The pervasive presence of the witches in the Kentucky Shakespeare Festival performance enforces the notion of demonic possession that overtakes the Macbeths. The actors playing the witches are doubled or even trebled in the play, also popping up (still in their sleek, goth-punk witch costumes) throughout the play whenever extras are called for and skulking about as themselves -- spying on the action -- even when there is no stage direction indicating their presence. In effect, the witches rarely leave the stage, and the only change in their appearance, regardless of which character the actor might be portraying at the time, is the addition or subtraction of the red skull-face masks that indicate their identities as withces. When Lady Macbeth invokes the spirits "that tend on mortal thoughts," the witches writhe about her (unseen by her) as though to enter into her and take control of her--which they clearly do, but only with her permission. There is substantial evidence that Shakespeare deliberately suggests demonic possession in the play. Such stuff was a favorite interest of his patron, King James, who authored a book (Demonology) devoted to the subject. The chronic inability to find restful sleep was, according to King James, a sign of possession. When the witches themselves refer to Macbeth as "wicked" (a stunning instance of pot-kettle-black), the roots of the word provide an indication of Shakespeare's intent: "wicked" in its original meaning was seemingly a participial gerund referring to someone who had been made witch-like by the giving over of the soul to demons. We come to understand that, though the Macbeths are never for an instant absolved of their utter accountability for the foul deeds they have perpetrated, they are also the victims of nefarious supernatural forces. They allow their own demonic possession, but they get more than they could ever have anticipated in the moral demands it places upon them. This may not directly encourage sympathy for the Macbeths, but it certainly complicates our judgment of them.

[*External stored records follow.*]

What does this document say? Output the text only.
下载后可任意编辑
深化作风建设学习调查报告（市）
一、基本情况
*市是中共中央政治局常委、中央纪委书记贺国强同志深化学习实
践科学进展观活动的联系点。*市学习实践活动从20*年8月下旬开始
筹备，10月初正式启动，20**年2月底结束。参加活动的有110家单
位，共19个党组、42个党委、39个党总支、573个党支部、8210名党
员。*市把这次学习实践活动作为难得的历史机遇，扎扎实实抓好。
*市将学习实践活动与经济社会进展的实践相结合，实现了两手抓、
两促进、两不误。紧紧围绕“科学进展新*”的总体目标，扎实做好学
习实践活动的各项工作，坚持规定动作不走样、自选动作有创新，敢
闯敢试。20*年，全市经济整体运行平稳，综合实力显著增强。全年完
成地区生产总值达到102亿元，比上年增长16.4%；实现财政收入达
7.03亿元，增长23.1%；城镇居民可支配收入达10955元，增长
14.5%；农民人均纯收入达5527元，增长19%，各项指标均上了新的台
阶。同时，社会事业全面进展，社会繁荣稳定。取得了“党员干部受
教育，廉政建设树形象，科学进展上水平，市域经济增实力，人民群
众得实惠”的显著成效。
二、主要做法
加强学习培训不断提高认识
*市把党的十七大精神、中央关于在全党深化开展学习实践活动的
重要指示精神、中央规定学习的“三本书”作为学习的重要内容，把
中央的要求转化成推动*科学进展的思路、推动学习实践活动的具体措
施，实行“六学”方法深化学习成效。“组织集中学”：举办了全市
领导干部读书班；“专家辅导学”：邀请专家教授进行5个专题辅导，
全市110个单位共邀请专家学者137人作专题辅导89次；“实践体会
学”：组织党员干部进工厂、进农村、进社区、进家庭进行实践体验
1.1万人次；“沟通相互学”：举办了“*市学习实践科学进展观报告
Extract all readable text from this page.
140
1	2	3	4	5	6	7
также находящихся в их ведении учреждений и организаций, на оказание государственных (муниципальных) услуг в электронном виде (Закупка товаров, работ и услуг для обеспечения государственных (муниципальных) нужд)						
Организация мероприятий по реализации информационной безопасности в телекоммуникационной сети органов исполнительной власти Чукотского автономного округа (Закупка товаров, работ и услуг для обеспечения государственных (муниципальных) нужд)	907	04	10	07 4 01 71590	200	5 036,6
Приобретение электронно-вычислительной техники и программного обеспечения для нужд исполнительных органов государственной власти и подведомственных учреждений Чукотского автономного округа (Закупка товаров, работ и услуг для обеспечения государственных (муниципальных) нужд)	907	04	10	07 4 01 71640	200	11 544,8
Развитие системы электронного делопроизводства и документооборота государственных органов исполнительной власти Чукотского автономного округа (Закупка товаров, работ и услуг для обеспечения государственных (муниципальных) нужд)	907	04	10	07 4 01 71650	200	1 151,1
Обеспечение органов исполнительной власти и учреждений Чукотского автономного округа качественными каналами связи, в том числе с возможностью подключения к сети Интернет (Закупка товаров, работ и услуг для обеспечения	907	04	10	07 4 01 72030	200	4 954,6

It is a testament to Shakespeare's art that he can evoke any sympathy for his misbegotten king and queen in this play, and yet he does. For Lady Macbeth, this sympathy is evoked when we see the doctor and Lady Macbeth's waiting gentlewoman--both of them aware of the nature of Lady Macbeth's awful crimes--sorrow over her pitiful condition as she continually reenacts the scene of her guilt in the midst of her restless sleep. For Macbeth, it comes in his deep and eloquent expression of grief for his lost love. Her death has stripped the world of any meaning it once possessed.
Regarding the original point--the difficulty of performing the "tomorrow and tomorrow" speech--it may simply be that the words here bear too much weight to be done right on stage. They are unperformable because they are so fraught with meaning that no one around can do them justice. I've never heard a "to be or not to be" that I liked, either. Shakespeare wrote for the stage, but here are two instances in which the words might simply have transcended the medium for which they were composed.